Tire Paradise
Ah, advertising. I've seen this sign before and finally had my camera along today. The sign says "Paradise of Tires." (They probably mean "A Paradise of Tires" for your pleasure, but Czech does not have an equivalent indefinite article so it's impossible to say.) I can't help but wonder how a tire might imagine paradise--would there be clear skies or lots of acrid black smoke, hot weather or cold, cobblestone streets or asphalt? Would there be music?
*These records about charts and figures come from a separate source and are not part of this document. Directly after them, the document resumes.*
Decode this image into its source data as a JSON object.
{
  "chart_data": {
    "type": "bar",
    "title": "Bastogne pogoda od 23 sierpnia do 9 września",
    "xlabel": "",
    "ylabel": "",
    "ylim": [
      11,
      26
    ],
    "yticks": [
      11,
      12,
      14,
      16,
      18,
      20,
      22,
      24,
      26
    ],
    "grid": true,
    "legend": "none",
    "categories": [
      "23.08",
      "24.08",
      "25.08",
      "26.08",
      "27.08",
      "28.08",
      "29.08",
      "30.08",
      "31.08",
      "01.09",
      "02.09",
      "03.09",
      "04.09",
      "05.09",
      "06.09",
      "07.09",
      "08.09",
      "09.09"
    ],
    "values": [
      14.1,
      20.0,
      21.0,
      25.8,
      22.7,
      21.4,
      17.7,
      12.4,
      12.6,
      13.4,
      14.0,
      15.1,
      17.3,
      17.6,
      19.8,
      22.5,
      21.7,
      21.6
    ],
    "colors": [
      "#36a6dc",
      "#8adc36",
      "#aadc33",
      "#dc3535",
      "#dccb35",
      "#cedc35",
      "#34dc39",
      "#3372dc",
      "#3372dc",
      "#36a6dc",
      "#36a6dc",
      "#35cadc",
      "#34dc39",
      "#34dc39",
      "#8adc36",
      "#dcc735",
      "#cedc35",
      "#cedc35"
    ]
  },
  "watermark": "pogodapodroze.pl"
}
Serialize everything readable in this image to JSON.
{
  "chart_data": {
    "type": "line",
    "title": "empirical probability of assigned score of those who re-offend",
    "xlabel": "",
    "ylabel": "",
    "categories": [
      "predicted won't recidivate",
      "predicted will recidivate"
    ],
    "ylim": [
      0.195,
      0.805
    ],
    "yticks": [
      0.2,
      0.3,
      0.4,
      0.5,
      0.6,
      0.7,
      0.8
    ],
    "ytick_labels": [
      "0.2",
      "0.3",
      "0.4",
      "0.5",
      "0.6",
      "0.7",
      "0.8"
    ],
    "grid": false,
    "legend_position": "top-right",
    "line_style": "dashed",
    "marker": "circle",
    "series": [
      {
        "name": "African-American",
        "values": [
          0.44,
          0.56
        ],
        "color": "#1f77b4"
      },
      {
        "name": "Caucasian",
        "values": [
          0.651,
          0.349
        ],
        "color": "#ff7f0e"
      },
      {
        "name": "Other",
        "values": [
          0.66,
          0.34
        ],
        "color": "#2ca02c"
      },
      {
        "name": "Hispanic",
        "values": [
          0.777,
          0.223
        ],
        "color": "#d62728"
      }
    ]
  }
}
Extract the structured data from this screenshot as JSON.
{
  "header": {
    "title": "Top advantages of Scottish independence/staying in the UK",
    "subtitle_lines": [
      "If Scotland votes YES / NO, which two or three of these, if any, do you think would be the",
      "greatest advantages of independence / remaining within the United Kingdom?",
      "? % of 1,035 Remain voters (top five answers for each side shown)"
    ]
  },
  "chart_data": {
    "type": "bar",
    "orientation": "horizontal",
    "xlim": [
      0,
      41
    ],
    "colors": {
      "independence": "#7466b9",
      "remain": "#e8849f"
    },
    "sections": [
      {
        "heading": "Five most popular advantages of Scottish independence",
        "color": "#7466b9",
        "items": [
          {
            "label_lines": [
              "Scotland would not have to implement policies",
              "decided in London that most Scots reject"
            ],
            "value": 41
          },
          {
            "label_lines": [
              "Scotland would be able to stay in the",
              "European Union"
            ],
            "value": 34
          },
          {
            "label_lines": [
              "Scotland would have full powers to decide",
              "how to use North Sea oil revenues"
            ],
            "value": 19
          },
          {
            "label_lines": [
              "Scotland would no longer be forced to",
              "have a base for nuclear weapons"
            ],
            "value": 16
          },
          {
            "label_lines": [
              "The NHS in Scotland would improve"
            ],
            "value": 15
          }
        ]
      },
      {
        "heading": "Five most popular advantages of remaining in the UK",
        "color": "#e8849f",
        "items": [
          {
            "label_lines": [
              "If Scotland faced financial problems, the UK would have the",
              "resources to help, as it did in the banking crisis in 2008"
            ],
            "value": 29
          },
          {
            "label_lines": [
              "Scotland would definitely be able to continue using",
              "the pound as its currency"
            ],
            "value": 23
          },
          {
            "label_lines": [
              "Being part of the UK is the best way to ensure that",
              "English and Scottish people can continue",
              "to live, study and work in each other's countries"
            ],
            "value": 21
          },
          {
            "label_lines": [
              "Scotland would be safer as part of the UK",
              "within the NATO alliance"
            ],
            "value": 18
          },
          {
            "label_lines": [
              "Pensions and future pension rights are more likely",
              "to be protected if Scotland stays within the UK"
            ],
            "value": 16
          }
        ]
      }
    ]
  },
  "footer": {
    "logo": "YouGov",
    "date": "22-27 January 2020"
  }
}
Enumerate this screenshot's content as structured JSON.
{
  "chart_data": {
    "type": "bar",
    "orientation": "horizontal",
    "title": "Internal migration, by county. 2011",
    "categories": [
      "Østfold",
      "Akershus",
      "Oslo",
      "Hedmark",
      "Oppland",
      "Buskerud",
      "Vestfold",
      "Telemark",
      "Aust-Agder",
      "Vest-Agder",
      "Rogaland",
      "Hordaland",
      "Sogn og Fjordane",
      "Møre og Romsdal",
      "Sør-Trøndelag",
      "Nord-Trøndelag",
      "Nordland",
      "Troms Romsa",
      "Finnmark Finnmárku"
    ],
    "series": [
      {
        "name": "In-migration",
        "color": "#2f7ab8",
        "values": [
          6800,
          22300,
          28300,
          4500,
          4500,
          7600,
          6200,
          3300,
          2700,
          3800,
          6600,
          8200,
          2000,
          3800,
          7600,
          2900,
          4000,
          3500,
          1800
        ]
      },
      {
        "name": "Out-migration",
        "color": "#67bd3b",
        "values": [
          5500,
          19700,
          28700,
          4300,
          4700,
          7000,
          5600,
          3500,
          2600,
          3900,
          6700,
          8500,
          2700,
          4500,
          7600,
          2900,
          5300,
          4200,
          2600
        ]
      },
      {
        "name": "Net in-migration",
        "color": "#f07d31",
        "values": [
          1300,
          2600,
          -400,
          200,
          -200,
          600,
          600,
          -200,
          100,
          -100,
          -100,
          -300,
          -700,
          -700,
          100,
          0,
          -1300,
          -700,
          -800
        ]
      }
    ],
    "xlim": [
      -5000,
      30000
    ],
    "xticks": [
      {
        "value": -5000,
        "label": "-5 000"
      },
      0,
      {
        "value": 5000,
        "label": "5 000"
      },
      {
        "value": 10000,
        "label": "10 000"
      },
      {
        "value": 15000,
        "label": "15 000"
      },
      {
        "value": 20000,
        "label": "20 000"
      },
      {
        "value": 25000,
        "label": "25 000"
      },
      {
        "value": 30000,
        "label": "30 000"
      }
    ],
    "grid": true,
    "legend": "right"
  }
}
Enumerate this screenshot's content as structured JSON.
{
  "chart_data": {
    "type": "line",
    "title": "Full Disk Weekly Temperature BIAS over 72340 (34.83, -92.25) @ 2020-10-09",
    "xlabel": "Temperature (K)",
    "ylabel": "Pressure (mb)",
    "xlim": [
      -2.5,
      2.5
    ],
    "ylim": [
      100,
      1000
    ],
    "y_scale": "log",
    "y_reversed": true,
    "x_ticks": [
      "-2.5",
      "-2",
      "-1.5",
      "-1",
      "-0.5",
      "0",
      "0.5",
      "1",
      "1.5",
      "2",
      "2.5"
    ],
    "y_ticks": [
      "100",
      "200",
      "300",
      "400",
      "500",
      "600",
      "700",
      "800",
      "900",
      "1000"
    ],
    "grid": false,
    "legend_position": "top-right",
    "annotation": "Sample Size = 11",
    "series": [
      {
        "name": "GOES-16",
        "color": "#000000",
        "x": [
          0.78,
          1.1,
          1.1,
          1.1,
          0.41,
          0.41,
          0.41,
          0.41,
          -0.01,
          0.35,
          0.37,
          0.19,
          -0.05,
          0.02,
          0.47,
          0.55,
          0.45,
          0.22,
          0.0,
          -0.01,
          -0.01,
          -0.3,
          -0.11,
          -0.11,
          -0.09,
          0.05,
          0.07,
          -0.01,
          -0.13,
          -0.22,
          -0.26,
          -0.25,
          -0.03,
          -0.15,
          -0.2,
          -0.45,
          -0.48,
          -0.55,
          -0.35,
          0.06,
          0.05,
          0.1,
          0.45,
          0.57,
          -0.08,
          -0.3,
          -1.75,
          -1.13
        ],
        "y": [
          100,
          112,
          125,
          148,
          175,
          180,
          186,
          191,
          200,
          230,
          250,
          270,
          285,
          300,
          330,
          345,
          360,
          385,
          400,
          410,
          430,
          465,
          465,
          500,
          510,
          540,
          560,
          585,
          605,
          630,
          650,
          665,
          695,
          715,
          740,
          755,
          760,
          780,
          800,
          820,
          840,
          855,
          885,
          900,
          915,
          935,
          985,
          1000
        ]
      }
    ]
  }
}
Sometimes it seems that capitalism hit too fast: everyone wants to sell their products by any means necessary. There are many advertising strategies, most of which lead to the surprising amount of advertising in public space. This is overbearing, though rarely offensive. At least half of the trams in Brno are painted with advertisements--classic trams are red and white, but many are yellow (a travel agency), blue (Tesco), flower-covered (gardens?), and more. In Prague, the beatiful mediaeval tower next to the Mánes gallery has been covered with different advertising banners every time I saw it this fall. (Ironically, it was once a water advertisement on a tower that stands on the banks of the Vltava river.) Advertising banners also hang from the sides of many apartment buildings and even some houses.* Of course, in most cases the apartment blocks are not very inspiring to look at without the advertising so it doesn't really matter; if someone is making a little extra money by renting their building's exterior, so be it. At worst the advertising is disconcerting--for example the ads soliciting "pretty girls" with a "knowledge of English" for internet companies with "foreign clientele"--and at best entertaining.
* These also remind me of the scene in Goodbye, Lenin where the mother sees the Coca-Cola advertising being unfurled on a neighboring apartment block in the former East Berlin. If you are interested in former communist countries and haven't seen this movie, you should.